Road construction has made it difficult to get out of downtown Minneapolis during the evening rush hours this spring, and drivers caught in gridlock are making matters worse for everybody by blocking intersections and crosswalks.

A classic case of chaos unfolded last Wednesday when 3rd Avenue S. was slimmed down to one lane in each direction at S. 2nd Street near the Mississippi River. CenterPoint Energy had lanes closed to replace a steel natural gas pipe.

At 5:30 p.m. a northbound motorist inching along 3rd Avenue tried to sneak her Smart Fortwo Passion across the intersection at 5th Street before the traffic signal turned red. She didn’t make it.

Tiny as it was, the rear end of the car stuck out over the light-rail tracks. That prevented a westbound Blue Line train from leaving the Government Center station. The train operator showed displeasure by blasting the horn. After all, trains do have a schedule to keep.

Two blocks over at 4th Street, right outside City Hall, the scene looked much the same. Two motorists caught in the same jam that stretched from 5th Street to beyond Washington Avenue blocked the westbound bus-only lane and the crosswalk. That forced pedestrians crossing 3rd Avenue to zigzag between narrowly spaced cars.

At the same time, a westbound Route 3 Metro Transit bus swung into the bike lane to bypass the obstructing motorists, causing two bicyclists to veer into the eastbound traffic lanes, where they were nearly clipped by drivers swerving to avoid them.

A second Metro Transit bus right behind simply waited through another light cycle for a clear path before continuing on its route.

The good news for motorists is that the CenterPoint project at 3rd Avenue and S. 2nd Street is supposed to wrap up by Monday and all traffic lanes will be reopened.

“Traffic is not fun at 5:30, ever,” said Becca Virden, a spokeswoman for the utility. “This is an inconvenience, and we apologize. But this is necessary.”

Although the weeklong disruption on 3rd Avenue S. should be over, longer-running projects such as the repaving of LaSalle Avenue and closures around the Vikings stadium continue. But the problem of motorists clogging intersections isn’t limited to construction zones.

It’s a chronic problem, and it’s against the law to block an intersection or a crosswalk, said John Elder, a spokesman for the Minneapolis Police Department.
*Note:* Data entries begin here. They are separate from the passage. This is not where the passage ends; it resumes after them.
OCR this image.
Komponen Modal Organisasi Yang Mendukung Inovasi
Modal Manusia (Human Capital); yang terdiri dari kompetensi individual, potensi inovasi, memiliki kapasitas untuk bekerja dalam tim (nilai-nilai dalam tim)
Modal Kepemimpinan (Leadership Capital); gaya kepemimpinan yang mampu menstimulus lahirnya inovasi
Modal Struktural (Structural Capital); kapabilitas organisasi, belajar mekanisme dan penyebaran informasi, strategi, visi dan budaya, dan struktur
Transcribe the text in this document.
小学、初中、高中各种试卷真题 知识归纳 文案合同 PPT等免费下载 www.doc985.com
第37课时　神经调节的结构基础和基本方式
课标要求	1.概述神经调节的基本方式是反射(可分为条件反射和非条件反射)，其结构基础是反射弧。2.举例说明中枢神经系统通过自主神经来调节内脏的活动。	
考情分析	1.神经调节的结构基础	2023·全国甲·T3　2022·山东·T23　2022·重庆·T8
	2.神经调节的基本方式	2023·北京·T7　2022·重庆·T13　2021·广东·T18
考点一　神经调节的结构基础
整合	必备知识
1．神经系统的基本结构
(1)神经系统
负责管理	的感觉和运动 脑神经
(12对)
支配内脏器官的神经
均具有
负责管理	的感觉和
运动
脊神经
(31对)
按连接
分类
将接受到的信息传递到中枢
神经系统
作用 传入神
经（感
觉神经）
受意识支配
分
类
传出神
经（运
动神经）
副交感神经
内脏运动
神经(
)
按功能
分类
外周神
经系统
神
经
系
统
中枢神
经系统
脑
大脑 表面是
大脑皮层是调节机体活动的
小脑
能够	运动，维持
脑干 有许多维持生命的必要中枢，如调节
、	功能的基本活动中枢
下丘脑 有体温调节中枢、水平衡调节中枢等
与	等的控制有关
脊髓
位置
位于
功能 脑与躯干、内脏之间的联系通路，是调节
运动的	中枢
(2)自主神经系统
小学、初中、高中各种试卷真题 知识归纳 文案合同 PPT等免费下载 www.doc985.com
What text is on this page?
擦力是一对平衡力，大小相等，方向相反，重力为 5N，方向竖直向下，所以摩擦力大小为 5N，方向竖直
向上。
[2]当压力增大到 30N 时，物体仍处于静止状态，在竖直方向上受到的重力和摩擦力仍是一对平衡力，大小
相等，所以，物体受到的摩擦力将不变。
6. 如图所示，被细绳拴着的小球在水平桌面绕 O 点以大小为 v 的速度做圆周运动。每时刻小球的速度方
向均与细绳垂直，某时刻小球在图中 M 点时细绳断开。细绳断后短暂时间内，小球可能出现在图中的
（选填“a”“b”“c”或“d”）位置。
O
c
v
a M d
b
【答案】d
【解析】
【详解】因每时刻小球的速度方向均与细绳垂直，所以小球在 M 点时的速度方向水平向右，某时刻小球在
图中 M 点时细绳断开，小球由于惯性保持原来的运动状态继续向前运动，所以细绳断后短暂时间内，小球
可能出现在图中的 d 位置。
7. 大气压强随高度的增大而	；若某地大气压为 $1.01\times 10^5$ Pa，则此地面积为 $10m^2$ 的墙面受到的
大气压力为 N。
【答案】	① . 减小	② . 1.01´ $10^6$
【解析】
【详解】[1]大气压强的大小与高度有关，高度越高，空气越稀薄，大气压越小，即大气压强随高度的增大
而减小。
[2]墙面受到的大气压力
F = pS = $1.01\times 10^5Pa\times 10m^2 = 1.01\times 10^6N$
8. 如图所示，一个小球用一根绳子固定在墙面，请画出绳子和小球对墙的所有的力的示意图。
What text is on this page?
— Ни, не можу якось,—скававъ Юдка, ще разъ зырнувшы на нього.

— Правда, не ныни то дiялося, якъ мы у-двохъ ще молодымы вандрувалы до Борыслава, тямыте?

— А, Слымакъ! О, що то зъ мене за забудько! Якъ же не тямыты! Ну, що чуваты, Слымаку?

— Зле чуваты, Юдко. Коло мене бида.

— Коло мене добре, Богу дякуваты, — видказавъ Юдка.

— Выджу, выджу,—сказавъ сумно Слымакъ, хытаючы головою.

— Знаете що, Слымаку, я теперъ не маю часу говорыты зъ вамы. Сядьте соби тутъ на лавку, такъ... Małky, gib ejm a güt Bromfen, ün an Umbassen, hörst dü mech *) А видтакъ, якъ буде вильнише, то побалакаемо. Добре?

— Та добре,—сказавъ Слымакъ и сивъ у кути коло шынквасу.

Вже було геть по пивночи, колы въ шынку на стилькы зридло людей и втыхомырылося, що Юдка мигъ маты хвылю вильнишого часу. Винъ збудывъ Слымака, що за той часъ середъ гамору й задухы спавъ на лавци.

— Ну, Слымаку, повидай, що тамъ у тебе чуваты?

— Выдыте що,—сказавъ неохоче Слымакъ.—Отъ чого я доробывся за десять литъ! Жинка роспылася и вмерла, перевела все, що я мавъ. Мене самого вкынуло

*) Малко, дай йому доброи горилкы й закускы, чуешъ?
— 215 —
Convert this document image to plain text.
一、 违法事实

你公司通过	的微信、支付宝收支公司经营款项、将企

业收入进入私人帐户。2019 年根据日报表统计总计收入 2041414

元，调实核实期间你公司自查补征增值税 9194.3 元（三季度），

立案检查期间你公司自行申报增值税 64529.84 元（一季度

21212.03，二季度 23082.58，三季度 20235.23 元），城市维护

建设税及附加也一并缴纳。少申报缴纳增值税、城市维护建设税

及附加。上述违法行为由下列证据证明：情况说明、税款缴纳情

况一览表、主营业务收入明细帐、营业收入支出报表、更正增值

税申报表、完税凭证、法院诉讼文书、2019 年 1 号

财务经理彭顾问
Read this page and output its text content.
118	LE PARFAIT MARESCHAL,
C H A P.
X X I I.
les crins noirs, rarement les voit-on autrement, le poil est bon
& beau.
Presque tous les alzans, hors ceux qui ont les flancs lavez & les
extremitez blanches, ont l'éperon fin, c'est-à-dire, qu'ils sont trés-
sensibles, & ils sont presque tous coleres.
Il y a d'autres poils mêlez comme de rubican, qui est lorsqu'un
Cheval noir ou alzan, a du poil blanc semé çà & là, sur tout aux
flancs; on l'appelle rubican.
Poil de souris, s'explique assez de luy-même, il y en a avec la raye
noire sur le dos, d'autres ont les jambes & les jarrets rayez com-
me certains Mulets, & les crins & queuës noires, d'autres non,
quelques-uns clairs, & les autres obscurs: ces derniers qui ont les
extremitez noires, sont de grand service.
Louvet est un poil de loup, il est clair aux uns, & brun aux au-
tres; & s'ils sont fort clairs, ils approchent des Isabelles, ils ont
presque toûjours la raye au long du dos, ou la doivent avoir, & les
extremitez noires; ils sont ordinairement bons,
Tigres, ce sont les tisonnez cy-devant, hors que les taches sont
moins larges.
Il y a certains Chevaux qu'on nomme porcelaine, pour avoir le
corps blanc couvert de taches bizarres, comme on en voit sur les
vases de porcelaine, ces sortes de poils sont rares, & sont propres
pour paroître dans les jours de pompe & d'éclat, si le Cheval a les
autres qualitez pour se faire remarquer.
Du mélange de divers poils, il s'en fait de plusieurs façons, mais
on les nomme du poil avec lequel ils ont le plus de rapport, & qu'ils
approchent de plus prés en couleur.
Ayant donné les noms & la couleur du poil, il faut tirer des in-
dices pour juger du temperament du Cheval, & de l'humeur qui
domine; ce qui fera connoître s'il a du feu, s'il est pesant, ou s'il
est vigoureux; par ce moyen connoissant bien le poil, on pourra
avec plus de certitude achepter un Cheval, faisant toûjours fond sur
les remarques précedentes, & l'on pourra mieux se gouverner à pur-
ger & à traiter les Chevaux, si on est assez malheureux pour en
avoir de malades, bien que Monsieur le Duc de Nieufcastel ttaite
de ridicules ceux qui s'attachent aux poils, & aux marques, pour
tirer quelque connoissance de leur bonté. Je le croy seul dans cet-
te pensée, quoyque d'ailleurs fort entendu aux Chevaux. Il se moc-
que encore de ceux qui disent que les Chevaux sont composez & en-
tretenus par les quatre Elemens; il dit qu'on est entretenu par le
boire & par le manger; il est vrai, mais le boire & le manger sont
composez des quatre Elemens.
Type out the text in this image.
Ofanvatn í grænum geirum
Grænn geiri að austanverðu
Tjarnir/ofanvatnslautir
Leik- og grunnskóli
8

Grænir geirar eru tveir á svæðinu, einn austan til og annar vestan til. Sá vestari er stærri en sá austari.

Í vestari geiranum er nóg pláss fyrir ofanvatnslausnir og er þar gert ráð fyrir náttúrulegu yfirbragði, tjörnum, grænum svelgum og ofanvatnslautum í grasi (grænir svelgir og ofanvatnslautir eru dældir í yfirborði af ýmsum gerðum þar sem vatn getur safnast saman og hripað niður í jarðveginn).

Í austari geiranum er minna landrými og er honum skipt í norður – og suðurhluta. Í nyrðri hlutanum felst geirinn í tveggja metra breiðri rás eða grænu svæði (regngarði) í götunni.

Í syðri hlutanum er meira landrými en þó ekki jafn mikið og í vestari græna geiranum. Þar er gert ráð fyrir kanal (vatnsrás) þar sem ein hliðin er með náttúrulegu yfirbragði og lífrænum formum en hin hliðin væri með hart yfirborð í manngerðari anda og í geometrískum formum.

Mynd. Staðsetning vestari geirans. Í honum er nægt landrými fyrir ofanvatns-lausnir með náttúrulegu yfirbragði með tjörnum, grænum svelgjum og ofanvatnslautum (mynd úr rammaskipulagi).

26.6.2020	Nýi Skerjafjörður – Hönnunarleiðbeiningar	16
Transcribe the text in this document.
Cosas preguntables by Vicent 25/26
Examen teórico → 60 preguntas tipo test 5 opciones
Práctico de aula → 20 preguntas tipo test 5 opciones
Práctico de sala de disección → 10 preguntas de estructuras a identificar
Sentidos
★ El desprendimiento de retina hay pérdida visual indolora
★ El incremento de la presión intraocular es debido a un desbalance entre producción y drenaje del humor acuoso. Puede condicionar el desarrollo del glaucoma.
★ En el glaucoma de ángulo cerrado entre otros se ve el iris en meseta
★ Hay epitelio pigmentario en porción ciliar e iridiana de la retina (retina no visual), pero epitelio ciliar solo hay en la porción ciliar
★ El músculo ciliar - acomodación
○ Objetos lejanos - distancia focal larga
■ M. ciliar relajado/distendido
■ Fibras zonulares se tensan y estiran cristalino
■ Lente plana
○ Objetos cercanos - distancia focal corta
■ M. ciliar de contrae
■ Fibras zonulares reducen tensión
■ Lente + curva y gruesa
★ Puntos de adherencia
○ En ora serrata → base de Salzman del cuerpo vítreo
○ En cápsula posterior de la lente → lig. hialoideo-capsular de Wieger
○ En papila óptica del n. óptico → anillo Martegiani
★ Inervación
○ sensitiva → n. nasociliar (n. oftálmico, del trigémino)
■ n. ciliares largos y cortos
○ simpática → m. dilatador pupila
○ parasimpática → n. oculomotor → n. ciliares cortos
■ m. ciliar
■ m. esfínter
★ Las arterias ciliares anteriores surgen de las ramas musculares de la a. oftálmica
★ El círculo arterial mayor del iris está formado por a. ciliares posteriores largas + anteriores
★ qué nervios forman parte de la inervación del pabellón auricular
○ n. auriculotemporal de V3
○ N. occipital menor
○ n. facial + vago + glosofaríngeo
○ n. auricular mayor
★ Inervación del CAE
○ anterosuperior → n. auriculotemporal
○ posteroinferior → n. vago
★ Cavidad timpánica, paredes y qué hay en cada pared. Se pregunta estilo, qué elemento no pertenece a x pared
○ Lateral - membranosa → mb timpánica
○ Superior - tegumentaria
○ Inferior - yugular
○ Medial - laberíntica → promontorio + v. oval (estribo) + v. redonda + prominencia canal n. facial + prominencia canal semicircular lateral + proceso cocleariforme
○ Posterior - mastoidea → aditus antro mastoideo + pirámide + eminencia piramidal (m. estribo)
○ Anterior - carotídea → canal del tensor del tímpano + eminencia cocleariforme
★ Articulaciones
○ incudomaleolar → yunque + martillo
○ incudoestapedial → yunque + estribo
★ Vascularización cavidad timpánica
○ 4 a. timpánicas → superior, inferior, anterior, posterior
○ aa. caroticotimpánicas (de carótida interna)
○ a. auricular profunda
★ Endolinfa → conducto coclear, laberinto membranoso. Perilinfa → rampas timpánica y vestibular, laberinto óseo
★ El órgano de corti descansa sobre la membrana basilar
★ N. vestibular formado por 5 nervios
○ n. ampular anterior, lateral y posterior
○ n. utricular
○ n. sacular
Further, motorists should not enter an intersection until it is clear. The same goes for motorists who are attempting to make a turn, he said.

“We do send out police officers, and people do change their behavior when a squad is parked at problem corners,” Elder said. “Why should we obstruct other motorists when they have a green light? When drivers are being blocked, they say, ‘Why should I be delayed?’ ”

Traffic, though it might not be moving fast, generally flows better when motorists obey the rules. No one wins when intersections are one big knot.

“The good news is that our operators have experience looking for these things, but unfortunately that [blocked intersections] is not uncommon,” said Metro Transit spokesman Howie Padilla. “We have had experiences where cars have tried to beat the train, and cars are going to lose that battle.”